Kapolda Lampung Irjen Pol Helfi Assegaf menegaskan pengecekan ini dilakukan untuk memastikan seluruh unsur pengamanan dan pelayanan telah siap sebelum Operasi Ketupat Krakatau 2026 dimulai.
“Pelabuhan Bakauheni merupakan salah satu titik krusial dalam arus mudik nasional. Oleh karena itu, kita memastikan seluruh kesiapan mulai dari pengamanan, rekayasa lalu lintas hingga pelayanan kepada masyarakat sudah dipersiapkan secara maksimal,” ujar Helfi.
Ia mengatakan, Polda Lampung bersama sejumlah pemangku kepentingan telah menyiapkan berbagai langkah strategis guna mengantisipasi lonjakan pemudik.
Langkah tersebut di antaranya peningkatan jumlah personel pengamanan di kawasan pelabuhan, penguatan koordinasi dengan ASDP, TNI, pemerintah daerah dan instansi terkait, serta penerapan rekayasa lalu lintas untuk mengatur antrean kendaraan menuju pelabuhan.
Selain itu, pihak kepolisian juga menyiapkan buffer zone atau kantong parkir tambahan untuk menampung kendaraan apabila terjadi lonjakan pemudik, serta mengoptimalkan pemanfaatan dermaga alternatif seperti Dermaga SMA dan Dermaga BBJ.
Pengamanan juga diperkuat dengan pengoperasian pos pengamanan dan pos pelayanan guna memberikan bantuan kepada masyarakat yang melakukan perjalanan mudik.
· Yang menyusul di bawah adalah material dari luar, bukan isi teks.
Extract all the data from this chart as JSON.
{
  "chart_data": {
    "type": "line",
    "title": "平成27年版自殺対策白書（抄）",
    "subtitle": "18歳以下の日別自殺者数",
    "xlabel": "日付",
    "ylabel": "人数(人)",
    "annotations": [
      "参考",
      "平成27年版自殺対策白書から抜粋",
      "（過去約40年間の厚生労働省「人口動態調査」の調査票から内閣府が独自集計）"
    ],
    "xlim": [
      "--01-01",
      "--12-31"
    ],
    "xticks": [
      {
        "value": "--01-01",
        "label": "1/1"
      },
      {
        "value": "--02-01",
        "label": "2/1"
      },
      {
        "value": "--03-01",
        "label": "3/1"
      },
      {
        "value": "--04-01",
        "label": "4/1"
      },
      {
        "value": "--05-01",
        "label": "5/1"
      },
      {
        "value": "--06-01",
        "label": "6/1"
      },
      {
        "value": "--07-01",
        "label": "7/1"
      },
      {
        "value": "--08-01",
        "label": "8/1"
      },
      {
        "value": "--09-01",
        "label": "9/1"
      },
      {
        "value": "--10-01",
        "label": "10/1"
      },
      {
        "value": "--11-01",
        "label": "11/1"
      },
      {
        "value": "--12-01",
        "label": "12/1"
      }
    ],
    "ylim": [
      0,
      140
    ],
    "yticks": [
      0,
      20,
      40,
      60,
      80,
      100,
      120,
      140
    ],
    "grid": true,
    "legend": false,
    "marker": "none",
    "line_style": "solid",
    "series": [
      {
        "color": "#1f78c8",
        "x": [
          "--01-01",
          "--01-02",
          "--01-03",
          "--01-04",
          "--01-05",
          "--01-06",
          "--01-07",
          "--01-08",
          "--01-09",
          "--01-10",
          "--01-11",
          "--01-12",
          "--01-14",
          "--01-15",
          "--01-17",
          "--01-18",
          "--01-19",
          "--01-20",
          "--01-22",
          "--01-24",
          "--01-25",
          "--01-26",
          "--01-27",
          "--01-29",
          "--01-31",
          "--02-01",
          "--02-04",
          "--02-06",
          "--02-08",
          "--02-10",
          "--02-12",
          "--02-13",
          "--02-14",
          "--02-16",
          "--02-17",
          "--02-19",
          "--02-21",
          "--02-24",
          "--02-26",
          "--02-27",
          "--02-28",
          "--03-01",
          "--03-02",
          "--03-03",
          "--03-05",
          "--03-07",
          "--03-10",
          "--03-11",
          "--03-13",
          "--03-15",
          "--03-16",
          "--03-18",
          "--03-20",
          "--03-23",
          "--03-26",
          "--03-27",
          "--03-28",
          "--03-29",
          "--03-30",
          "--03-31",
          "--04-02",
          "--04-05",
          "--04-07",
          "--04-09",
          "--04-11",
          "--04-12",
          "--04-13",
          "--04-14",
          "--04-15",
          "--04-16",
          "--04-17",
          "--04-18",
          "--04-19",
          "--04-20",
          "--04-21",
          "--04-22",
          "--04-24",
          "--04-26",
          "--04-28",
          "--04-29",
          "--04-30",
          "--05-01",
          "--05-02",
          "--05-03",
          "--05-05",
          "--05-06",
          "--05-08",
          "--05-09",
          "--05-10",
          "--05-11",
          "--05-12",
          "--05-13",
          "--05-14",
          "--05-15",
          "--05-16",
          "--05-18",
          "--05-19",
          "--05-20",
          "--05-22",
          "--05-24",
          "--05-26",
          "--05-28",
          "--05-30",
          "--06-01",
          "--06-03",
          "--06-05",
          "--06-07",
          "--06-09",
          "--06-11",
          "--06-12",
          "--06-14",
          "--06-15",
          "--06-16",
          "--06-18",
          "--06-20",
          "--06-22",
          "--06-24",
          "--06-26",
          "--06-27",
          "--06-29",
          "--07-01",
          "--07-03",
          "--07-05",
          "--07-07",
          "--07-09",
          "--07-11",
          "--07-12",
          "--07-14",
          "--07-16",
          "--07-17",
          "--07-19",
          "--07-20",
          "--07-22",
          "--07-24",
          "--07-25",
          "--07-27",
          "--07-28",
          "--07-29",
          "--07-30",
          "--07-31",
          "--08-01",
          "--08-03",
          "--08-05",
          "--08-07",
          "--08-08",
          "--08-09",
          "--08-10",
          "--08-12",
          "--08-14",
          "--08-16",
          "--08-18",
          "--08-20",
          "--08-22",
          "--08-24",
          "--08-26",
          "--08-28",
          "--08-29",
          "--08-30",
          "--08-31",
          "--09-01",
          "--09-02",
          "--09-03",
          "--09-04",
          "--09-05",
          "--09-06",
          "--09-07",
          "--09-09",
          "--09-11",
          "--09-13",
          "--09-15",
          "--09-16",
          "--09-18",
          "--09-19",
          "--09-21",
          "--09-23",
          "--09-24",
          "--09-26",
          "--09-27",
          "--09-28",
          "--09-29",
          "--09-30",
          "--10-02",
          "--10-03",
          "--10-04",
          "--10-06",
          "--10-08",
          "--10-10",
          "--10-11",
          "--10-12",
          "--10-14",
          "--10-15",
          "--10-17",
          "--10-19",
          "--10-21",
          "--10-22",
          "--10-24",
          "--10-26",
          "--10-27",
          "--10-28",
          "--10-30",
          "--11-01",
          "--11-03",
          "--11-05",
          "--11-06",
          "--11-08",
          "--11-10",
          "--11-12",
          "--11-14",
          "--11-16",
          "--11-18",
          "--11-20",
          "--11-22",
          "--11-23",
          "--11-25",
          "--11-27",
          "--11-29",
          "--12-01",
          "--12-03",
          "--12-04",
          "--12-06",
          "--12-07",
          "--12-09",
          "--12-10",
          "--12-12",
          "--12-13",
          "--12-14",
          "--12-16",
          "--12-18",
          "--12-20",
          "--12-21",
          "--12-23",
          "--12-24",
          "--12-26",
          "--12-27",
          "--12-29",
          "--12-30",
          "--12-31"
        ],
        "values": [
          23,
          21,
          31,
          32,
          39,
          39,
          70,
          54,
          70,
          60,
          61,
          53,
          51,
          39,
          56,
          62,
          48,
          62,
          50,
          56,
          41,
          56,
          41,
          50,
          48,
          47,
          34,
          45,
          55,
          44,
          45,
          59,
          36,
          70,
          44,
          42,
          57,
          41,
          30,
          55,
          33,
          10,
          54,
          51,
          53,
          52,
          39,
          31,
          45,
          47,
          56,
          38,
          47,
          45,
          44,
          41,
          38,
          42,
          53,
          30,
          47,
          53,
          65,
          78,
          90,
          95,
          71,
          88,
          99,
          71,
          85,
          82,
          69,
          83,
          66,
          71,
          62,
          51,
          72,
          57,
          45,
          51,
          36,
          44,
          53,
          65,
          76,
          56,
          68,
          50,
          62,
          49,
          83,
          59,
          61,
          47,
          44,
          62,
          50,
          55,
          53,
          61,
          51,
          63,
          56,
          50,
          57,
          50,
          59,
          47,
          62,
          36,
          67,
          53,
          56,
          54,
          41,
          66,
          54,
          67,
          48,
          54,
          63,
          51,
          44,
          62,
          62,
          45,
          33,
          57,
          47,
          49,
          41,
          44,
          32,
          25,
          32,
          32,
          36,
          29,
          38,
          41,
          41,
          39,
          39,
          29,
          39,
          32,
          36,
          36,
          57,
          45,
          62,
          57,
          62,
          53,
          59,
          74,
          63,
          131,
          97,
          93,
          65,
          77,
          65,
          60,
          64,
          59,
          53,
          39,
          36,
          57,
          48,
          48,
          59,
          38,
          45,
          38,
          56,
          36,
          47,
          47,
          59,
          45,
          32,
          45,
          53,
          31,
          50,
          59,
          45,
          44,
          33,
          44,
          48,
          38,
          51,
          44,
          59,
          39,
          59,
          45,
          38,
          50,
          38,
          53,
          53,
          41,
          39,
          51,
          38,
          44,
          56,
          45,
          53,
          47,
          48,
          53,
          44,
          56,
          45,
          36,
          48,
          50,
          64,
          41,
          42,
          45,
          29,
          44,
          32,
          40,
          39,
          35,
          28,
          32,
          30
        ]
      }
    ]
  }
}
Polda Lampung juga akan mengoptimalkan sistem pemantauan melalui CCTV dan patroli intensif guna memastikan situasi keamanan dan ketertiban masyarakat tetap terjaga selama periode arus mudik dan arus balik Lebaran.
Kapolda Lampung mengimbau masyarakat yang akan melakukan perjalanan mudik agar mempersiapkan perjalanan dengan baik serta mematuhi aturan lalu lintas dan arahan petugas di lapangan.
“Dengan kesiapan yang matang serta sinergi seluruh pihak, kita berharap pelaksanaan arus mudik melalui Pelabuhan Bakauheni dapat berjalan aman, lancar dan kondusif,” pungkasnya.